Friday, August 14, 2009

Accumulation is the Movment of Becoming: Part 9.

We have been taking a brief look at the nature of time and now let us turn our attention to language, another aspect of thought. Language is an extraordinary ability of mind and one that gives the accumulating movement a powerful sense of permanence. For in the very nature of language lies duality, or the necessary existence of both a subject and an object. A sense of duality also arises with memory and perception, but as we have been saying, none function without all the others as well; it is one indivisible movement.

The duality of language stems from the nature of thought itself, which divides, fragments, and breaks things apart in order to perceive relationships in time and space. And the nature of thought depends upon that of memory and the consequences of memory in the living organism. Simply speaking, language is composed of words, whose meaning is defined and understood in a standardized manner by a particular population of humanity. The word being an abstract symbol, or image, created in the mind that is meant to conceptually stand in the place of something. The word can stand alone, representing nothing but itself, or be the conceptual equivalent of something existing in space, real or imagined, vague or concrete.

And it is the word, strung together as language, which creates one aspect of our strong sense of individuality, continuity, for again, language lends itself to having a subject. Not only that, but a subject that is perceived to be, or experienced as, permanent. In other words, aspects of the subject may change, but the subject always, in some way, remains the same subject, always. Again, the power is in the indivisible nature of the accumulating movement, for all aspects play upon, strengthen, and add depth to one another, like several streams converging to form a roaring river. Or one can think of such a movement, or the relationship of such aspects, like the five senses of the physical body. If there were only one of the five senses operational, the reality experienced would lack a certain depth, and complexity, wouldn’t it?

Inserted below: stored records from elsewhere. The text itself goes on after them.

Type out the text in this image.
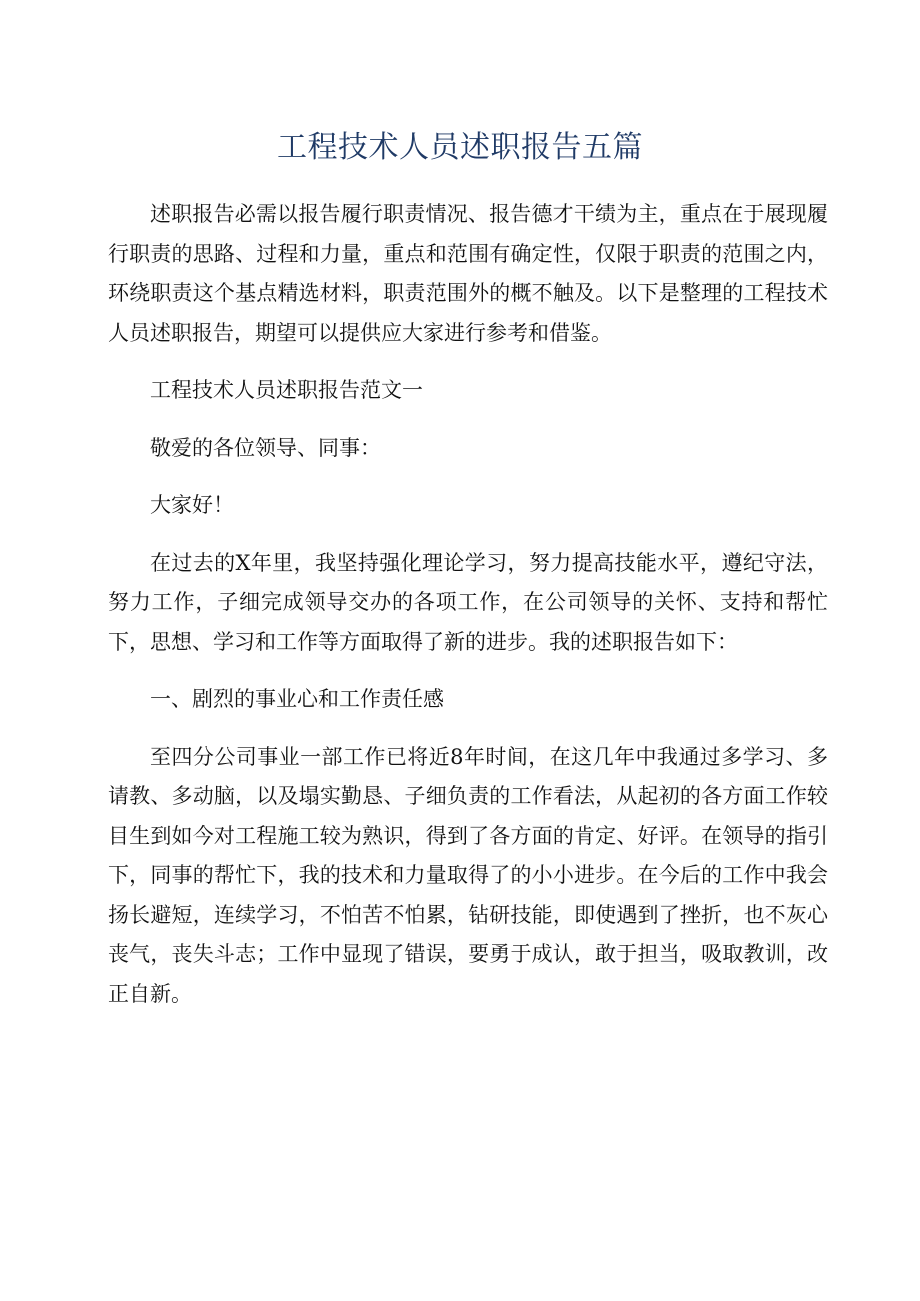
工程技术人员述职报告五篇

述职报告必需以报告履行职责情况、报告德才干绩为主，重点在于展现履行职责的思路、过程和力量，重点和范围有确定性，仅限于职责的范围之内，环绕职责这个基点精选材料，职责范围外的概不触及。以下是整理的工程技术人员述职报告，期望可以提供应大家进行参考和借鉴。

工程技术人员述职报告范文一

敬爱的各位领导、同事：

大家好！

在过去的X年里，我坚持强化理论学习，努力提高技能水平，遵纪守法，努力工作，子细完成领导交办的各项工作，在公司领导的关怀、支持和帮忙下，思想、学习和工作等方面取得了新的进步。我的述职报告如下：

一、剧烈的事业心和工作责任感

至四分公司事业一部工作已将近8年时间，在这几年中我通过多学习、多请教、多动脑，以及塌实勤恳、子细负责的工作看法，从起初的各方面工作较目生到如今对工程施工较为熟识，得到了各方面的肯定、好评。在领导的指引下，同事的帮忙下，我的技术和力量取得了的小小进步。在今后的工作中我会扬长避短，连续学习，不怕苦不怕累，钻研技能，即使遇到了挫折，也不灰心丧气，丧失斗志；工作中显现了错误，要勇于成认，敢于担当，吸取教训，改正自新。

And so it is with the accumulating movement of mind, its power is in its indivisibility. And as we have been observing this movement, one can see how the five senses, which are an aspect of the physical body, play there active roles in this movement as well, which we will go into in more depth later on. So we were talking about the sense of a permanent subject that is greatly strengthened through language, which inevitably consists of the habitual repetition of words. One can also refer to this strengthening of a permanent subject as identification. For together language and image, both born of memory, create a firm grip of identification in the mind. For instance, take a look, and listen to, this very sentence: ‘when you hear yourself think you are always identified with the one thinking your thoughts’. This sentence may in some way be true, but within the very structure of the sentence itself there are many examples of identification with the word. For instance, it can be difficult to discern whether or not the word ‘you’ is referring to an actual subject, independent of the word itself or there is only the word ‘you’ which through repetition, and identification with, seems to refer to a subject independent of the word.

For once something conceptual enters perception, it flows into the river of experience and memory, where it becomes the basis for further thought and reaction to a perceived reality that has now been altered by one’s own unconscious involvement. For now, we will simply say that the word ‘you’ is referring to the individual body that is thinking, but as we will soon discover, this may not actually be the case.